Photo issue du site de l'Assemblée nationale ou de WikipediaAnnie Chapelier :

Nous allons adopter un texte qui fait du droit à l'avortement un droit réel et effectif pour que toutes les femmes puissent disposer de leur corps. Personne d'autre, en effet, ne peut le faire à leur place.

Comment oublier dans quel contexte s'inscrit ce vote ? Sur le plan national comme à l'étranger, chaque recul des moyens d'accès à l'IVG est source d'inquiétude et appelle de notre part une réponse forte et déterminée. Outre la question du manque de structures adaptées, il est aisé de constater la montée d'une idéologie intégriste et conservatrice qui menace l'ensemble des droits des femmes. Bien qu'elles s'installent insidieusement dans notre quotidien, ces idées ne doivent jamais, jamais nous faire douter de la légitimité de nos revendications et de nos luttes. Ainsi, je n'oublie pas que certains amendements – heureusement minoritaires – ne se contentaient pas de s'opposer à l'allongement du délai légal, mais prévoyaient de le ramener à dix semaines ! Nous avons entendu bien trop d'arguments tendant à culpabiliser et à incriminer les femmes ou à dénoncer les prétendues souffrances que ce texte leur causerait. Cela nous est intolérable. Ce texte n'est pas un problème, mais une solution pour toutes les femmes qui ont recours à l'IVG en France.

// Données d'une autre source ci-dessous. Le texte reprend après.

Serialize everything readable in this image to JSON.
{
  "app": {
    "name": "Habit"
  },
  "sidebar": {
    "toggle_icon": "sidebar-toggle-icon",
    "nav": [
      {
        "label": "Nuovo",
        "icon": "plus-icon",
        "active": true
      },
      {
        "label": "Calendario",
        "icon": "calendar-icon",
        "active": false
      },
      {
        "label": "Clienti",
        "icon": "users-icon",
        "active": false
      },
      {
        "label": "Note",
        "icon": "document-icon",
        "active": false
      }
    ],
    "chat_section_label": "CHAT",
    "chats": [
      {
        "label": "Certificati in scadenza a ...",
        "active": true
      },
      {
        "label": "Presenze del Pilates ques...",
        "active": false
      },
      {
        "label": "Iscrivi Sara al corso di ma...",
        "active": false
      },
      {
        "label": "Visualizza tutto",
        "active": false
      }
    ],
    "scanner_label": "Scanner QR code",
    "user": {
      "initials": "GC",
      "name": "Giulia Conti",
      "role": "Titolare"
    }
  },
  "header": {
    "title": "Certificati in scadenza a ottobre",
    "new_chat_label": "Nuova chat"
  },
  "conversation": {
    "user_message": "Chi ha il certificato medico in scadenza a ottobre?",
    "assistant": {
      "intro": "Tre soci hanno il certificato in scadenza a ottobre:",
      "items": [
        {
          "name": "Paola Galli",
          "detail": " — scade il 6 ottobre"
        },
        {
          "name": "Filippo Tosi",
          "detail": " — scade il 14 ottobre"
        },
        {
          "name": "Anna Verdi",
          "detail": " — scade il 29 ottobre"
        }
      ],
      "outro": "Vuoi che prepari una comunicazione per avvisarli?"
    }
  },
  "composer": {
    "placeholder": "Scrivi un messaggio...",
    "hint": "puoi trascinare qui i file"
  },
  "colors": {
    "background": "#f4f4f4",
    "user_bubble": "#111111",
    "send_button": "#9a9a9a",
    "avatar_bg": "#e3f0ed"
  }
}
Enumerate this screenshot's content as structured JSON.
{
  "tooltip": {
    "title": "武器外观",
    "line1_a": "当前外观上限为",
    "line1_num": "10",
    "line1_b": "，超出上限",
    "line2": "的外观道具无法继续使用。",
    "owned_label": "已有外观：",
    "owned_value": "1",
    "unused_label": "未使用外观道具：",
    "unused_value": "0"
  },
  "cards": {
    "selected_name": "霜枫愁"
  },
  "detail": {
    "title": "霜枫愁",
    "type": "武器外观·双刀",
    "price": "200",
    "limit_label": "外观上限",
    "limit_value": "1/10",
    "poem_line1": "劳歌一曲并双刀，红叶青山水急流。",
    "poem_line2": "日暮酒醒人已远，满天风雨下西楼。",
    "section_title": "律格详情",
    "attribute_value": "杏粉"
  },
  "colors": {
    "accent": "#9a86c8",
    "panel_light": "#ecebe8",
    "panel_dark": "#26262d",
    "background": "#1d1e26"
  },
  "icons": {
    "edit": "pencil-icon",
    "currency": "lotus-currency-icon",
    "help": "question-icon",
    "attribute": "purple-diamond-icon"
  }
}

Au cours de ces dix-huit mois de débats, nous avons tenté de démontrer l'utilité et la nécessité de ce texte. L'histoire prouvera que nous avons eu raison de le faire. Je demeure intimement convaincue que cette cause est juste et qu'elle concerne bien plus que le droit à l'avortement. Nous parlons des droits des femmes à disposer de leur corps et à être accompagnées de façon satisfaisante. À cet égard, la santé sexuelle et reproductive se devait d'être une priorité de la législature. La proposition de loi visant à renforcer le droit à l'avortement ne sort donc pas de nulle part : elle s'inscrit dans la suite logique d'une série de mesures largement soutenues et enrichies par le groupe Agir ensemble notamment. Je peux ainsi citer la gratuité de la contraception pour toutes les femmes de moins de 26 ans ou encore l'élargissement à tous les assurés, femmes et hommes, de moins de 26 ans de la consultation en santé sexuelle, décidés lors de l'examen du projet de loi de financement de la sécurité sociale pour 2022. Même si nous pouvons et devons aller encore plus loin, notamment sur l'éducation sexuelle et en faveur d'une meilleure répartition de la responsabilité de la vie sexuelle – grâce à la contraception partagée –, je souhaitais souligner ces avancées colossales. La contraception n'est jamais anodine et malheureusement, elle demeure bien trop une affaire de femmes.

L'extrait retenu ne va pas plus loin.